AB 167455
Calmy-Rey Micheline · Bundesrat · Genf · 2009-09-08
Wortprotokoll
La Convention des Nations Unies sur les immunités juridictionnelles des Etats et de leurs biens que nous proposons de ratifier règle la question de l'immunité d'un Etat devant les juridictions d'un autre Etat. L'immunité des Etats est une notion de droit international qui découle du principe de l'égalité souveraine des Etats. Elle rappelle le principe général selon lequel les actions d'un Etat en tant qu'acteur souverain ne peuvent pas être jugées par des juridictions étrangères. Les Etats jouissent par conséquent de l'immunité de juridiction à l'étranger. Ce principe est incontesté. Une question en revanche a longtemps suscité des controverses, c'est celle de l'étendue et des limites de l'immunité de juridiction des Etats. Le but de la Convention des Nations Unies sur les immunités juridictionnelles des Etats et de leurs biens est de régler cette question, de sorte que l'ordre juridique international repose désormais sur une réglementation claire et universelle en la matière.
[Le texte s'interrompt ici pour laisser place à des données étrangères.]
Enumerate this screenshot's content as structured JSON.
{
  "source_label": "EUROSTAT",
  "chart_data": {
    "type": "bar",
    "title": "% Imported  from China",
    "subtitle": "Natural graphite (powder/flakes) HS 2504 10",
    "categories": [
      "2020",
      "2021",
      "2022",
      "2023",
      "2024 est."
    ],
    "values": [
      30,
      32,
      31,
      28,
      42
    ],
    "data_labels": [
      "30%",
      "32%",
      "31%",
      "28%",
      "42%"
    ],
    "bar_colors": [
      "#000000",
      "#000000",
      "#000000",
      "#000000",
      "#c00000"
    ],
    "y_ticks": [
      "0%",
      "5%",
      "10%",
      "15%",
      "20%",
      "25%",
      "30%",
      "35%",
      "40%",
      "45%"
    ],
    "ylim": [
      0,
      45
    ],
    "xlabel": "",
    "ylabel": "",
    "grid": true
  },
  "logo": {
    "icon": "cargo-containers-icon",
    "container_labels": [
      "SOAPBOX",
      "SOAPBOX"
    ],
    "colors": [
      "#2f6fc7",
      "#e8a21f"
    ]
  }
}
Pourquoi est-ce qu'il est dans l'intérêt de la Suisse de ratifier cette convention? Cette dernière établit un régime uniforme potentiellement applicable dans le monde entier dans un domaine qui est essentiel au bon fonctionnement de la communauté internationale. Grâce à la convention, les rapports entre les Etats parties se dérouleront dans le cadre d'une situation claire juridiquement, prévisible, et ceci est au bénéfice des relations internationales. Ce point est tout [PAGE 818] particulièrement important pour la Suisse en tant qu'Etat hôte de nombreuses organisations internationales et de nombreuses conférences internationales.
La convention ne vise pas seulement la Suisse en tant qu'Etat, elle renforce également la sécurité juridique dans les relations entre les personnes privées et les Etats. Pour les particuliers, par exemple les entreprises suisses qui effectuent des transactions commerciales avec des Etats étrangers, il est parfois difficile de déterminer si une action en justice contre l'Etat en question est possible. La convention crée une plus grande transparence et une plus grande sécurité pour les privés.
Enfin, l'immunité des cantons se verra également protégée par la convention pour autant que ceux-ci aient accompli leurs actes dans l'exercice de l'autorité publique qui leur est conférée. Il en va de même pour les institutions de la Confédération comme par exemple la Banque nationale suisse. En étant l'un des premiers Etats à ratifier la convention, la Suisse peut non seulement protéger ses propres intérêts, mais elle peut aussi réaffirmer son engagement traditionnel pour le droit international et jouer un rôle actif dans la mise en place d'une réglementation applicable dans le monde entier dans le domaine de l'immunité des Etats.
Je vous remercie d'approuver l'arrêté fédéral.